Release:2017, Vol. 3. №3
About the authors:Maria A. Kunilovskaya, Cand. Sci. (Philol.), Associate Professor, Department of English Philology and Translation, Institute of Philology and Journalism, University of Tyumen; firstname.lastname@example.org
This paper sets out to develop a method of learner translation quality assessment, based on error statistics. It is used to rank student translations in descending order by their relative quality. It means that each translation is assessed in comparison with other translations of the same text. The resulting rating can be converted into absolute values such as grades or number of points earned if necessary. The authors use expert assessment conducted within a holistic approach as a quality standard.
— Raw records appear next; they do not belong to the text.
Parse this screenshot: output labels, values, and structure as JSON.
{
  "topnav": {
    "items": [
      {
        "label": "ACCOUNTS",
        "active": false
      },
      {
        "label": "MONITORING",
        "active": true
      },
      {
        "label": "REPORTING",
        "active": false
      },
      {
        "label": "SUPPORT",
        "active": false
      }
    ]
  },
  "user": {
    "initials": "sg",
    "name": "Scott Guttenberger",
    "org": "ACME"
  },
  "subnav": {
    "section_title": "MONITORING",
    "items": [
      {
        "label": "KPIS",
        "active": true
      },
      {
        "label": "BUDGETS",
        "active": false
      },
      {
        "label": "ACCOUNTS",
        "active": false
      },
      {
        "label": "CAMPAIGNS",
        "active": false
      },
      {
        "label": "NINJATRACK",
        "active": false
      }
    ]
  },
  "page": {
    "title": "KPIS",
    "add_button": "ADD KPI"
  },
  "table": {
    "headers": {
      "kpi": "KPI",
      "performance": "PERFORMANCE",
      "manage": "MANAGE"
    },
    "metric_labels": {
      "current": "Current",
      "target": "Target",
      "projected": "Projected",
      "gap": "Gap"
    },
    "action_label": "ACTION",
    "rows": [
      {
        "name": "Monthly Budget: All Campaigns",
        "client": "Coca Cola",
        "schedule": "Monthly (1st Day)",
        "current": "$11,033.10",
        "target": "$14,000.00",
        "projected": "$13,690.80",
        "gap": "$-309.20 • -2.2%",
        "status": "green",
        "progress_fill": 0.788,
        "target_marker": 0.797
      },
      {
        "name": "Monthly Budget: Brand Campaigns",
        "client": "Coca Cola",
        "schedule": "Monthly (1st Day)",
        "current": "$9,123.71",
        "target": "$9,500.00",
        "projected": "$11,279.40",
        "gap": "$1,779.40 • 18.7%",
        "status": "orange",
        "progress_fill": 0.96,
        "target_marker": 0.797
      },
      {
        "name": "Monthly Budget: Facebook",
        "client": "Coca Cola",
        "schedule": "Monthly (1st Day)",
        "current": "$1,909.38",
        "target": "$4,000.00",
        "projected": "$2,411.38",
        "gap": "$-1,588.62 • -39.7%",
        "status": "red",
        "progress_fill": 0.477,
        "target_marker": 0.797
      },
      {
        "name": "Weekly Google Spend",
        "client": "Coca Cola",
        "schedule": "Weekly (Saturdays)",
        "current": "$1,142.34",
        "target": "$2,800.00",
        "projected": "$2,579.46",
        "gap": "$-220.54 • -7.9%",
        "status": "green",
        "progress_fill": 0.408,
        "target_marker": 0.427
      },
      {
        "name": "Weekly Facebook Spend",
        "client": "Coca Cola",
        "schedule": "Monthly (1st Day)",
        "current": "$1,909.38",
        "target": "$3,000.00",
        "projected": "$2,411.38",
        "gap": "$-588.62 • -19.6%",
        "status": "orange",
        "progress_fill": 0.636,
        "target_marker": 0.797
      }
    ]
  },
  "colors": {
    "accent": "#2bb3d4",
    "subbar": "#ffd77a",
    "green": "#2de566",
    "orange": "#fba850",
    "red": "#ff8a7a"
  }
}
In this research the rank order of multiple translations to the same source is effected as a statistical approximation to the consensus rating produced for the same texts from independent ratings by three experts. This paper has a brief description of the error typology and its technical implementation, as well as of the corpus project behind this research. The agreement statistics used in the experiment show that the best results are achieved, if the error categories, discussed in the paper, are accounted for in the multiple sort of translations in the following order: 1) critical, 2) content and 3) total. The authors suggest that it makes sense to manually adjust the ranking to the number of annotated “good translational solutions”. Finally, the authors outline the current and perspective uses of the learner translator corpus and its error-annotated part in translator education.